또한, 상기 에너지 판단부(215)는 변환된 디지털 신호의 에너지를 계산하여, 디지털 신호의 에너지가 기설정된 값 이상인지 여부를 판단할 수 있다. 만약, 디지털 신호의 에너지가 기설정된 값 이상인 경우, 상기 에너지 판단부(215)는 입력된 디지털 신호를 상기 노이즈 제거부(217)로 전송할 수 있다. 만약, 디지털 신호의 에너지가 기설정된 값 미만인 경우, 상기 에너지 판단부(215)는 입력된 디지털 신호를 외부로 출력하지 않고, 다른 입력을 기다릴 수 있다. 이는 음성 신호가 아닌 소리에 의해 전체 오디오 처리 과정이 활성화되지 않아, 불필요한 전력 소모를 방지하기 위함이다.In addition, the energy determination unit 215 may calculate the energy of the converted digital signal and determine whether the energy of the digital signal is equal to or greater than a predetermined value.

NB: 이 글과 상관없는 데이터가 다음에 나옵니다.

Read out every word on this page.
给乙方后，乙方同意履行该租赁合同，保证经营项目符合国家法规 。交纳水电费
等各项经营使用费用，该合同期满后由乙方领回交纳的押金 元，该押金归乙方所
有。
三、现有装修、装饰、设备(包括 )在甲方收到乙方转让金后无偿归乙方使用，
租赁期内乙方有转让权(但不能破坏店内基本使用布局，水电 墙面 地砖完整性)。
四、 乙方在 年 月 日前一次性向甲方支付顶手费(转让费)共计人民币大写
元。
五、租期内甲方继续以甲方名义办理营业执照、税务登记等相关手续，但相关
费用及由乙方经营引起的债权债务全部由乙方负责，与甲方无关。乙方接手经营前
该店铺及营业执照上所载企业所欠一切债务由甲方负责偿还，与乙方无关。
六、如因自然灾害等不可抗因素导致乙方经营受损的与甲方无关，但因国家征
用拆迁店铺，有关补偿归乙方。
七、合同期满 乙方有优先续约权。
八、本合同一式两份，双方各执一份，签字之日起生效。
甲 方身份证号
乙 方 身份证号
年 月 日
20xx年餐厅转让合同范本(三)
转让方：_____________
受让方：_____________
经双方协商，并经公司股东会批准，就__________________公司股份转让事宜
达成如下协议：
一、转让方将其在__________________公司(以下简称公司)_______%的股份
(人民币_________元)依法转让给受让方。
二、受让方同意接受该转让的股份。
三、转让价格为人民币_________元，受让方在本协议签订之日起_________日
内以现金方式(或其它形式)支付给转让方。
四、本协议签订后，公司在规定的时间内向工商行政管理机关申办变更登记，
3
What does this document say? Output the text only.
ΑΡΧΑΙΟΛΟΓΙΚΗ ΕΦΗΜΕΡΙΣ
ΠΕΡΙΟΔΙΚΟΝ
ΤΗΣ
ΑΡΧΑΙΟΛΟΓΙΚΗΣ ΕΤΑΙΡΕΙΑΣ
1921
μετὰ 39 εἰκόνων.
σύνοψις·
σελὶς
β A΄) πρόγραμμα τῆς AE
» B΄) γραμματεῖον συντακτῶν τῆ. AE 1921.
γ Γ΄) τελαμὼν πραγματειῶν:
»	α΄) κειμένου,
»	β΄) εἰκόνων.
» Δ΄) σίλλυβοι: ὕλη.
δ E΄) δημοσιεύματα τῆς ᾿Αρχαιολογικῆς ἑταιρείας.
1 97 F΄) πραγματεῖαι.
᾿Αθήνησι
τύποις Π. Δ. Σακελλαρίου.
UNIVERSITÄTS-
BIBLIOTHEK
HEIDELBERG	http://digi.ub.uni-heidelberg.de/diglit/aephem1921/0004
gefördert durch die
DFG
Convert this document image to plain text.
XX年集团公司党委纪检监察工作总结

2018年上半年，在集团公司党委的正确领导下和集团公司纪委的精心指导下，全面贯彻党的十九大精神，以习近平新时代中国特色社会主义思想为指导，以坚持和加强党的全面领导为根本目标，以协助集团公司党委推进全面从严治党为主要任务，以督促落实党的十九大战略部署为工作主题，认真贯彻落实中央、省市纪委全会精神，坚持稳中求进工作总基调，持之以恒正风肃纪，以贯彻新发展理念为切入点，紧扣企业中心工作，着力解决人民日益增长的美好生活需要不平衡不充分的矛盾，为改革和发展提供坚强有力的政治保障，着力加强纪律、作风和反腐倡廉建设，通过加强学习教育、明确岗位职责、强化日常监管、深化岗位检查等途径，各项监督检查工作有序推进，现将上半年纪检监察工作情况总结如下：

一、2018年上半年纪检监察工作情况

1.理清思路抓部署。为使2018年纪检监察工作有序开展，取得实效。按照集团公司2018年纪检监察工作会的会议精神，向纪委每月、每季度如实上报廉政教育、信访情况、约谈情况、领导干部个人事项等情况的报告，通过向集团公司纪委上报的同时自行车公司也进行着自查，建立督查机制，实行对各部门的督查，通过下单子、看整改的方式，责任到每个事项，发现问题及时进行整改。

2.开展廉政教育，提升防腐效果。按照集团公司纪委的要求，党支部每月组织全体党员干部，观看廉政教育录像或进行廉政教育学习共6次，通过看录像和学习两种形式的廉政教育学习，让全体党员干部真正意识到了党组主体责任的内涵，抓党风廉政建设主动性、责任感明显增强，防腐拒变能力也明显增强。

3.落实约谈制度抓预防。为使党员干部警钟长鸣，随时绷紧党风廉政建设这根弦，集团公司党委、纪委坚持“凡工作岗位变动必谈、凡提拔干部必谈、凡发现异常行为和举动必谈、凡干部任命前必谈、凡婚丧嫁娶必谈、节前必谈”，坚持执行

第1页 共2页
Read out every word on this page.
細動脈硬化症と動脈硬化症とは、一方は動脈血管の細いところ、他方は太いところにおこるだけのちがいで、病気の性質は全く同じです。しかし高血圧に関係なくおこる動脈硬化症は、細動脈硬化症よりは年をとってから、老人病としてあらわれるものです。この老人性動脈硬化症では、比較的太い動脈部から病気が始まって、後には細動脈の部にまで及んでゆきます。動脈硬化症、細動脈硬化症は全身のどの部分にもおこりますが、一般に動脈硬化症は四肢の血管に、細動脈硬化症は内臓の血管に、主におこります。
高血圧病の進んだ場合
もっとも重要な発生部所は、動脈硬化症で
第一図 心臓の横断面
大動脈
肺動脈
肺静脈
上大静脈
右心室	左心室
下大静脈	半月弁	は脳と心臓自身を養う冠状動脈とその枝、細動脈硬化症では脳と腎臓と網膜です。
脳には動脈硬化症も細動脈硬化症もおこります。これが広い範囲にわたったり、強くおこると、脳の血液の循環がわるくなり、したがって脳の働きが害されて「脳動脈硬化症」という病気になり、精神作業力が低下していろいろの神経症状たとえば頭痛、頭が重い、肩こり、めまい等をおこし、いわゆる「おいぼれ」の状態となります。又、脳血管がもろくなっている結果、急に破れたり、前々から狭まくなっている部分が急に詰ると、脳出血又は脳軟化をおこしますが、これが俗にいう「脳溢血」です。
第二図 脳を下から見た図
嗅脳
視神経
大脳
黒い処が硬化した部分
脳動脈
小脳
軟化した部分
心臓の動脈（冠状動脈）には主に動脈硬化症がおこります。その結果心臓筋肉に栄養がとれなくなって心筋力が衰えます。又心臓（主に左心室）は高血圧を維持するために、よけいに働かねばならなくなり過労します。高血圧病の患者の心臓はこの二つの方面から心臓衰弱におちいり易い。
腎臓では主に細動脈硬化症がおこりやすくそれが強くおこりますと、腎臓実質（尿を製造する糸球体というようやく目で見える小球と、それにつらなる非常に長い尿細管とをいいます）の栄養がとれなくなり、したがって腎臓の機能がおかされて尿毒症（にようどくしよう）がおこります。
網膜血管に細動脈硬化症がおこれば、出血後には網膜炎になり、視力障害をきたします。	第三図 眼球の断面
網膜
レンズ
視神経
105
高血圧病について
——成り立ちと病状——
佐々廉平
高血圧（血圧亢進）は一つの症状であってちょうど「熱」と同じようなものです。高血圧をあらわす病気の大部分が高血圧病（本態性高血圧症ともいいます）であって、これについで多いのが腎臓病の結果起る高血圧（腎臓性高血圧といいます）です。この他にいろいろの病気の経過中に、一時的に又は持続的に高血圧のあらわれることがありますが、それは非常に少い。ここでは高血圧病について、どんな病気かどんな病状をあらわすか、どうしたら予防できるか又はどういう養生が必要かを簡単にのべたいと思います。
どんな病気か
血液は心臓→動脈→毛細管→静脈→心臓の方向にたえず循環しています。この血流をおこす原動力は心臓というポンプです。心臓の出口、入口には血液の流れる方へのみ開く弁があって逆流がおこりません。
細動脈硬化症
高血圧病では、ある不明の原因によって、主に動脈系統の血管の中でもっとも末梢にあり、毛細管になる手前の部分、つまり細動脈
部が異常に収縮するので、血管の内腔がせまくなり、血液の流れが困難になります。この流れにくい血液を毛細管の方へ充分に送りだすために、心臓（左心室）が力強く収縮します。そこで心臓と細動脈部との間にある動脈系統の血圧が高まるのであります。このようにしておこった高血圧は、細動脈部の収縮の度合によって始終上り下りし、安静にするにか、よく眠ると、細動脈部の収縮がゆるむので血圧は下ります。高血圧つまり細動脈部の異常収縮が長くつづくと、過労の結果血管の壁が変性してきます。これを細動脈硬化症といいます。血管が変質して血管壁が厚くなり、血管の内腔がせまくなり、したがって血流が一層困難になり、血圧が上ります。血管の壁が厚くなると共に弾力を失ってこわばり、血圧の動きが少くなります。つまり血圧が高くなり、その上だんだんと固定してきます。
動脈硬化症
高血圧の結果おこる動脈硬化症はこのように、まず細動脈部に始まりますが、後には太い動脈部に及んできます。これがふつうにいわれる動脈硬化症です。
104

If the energy of the digital signal is greater than or equal to a predetermined value, the energy determination unit 215 may transmit the input digital signal to the noise removal unit 217 . If the energy of the digital signal is less than a predetermined value, the energy determination unit 215 may wait for another input without outputting the input digital signal to the outside. This is to prevent unnecessary power consumption because the entire audio processing process is not activated by sound rather than a voice signal.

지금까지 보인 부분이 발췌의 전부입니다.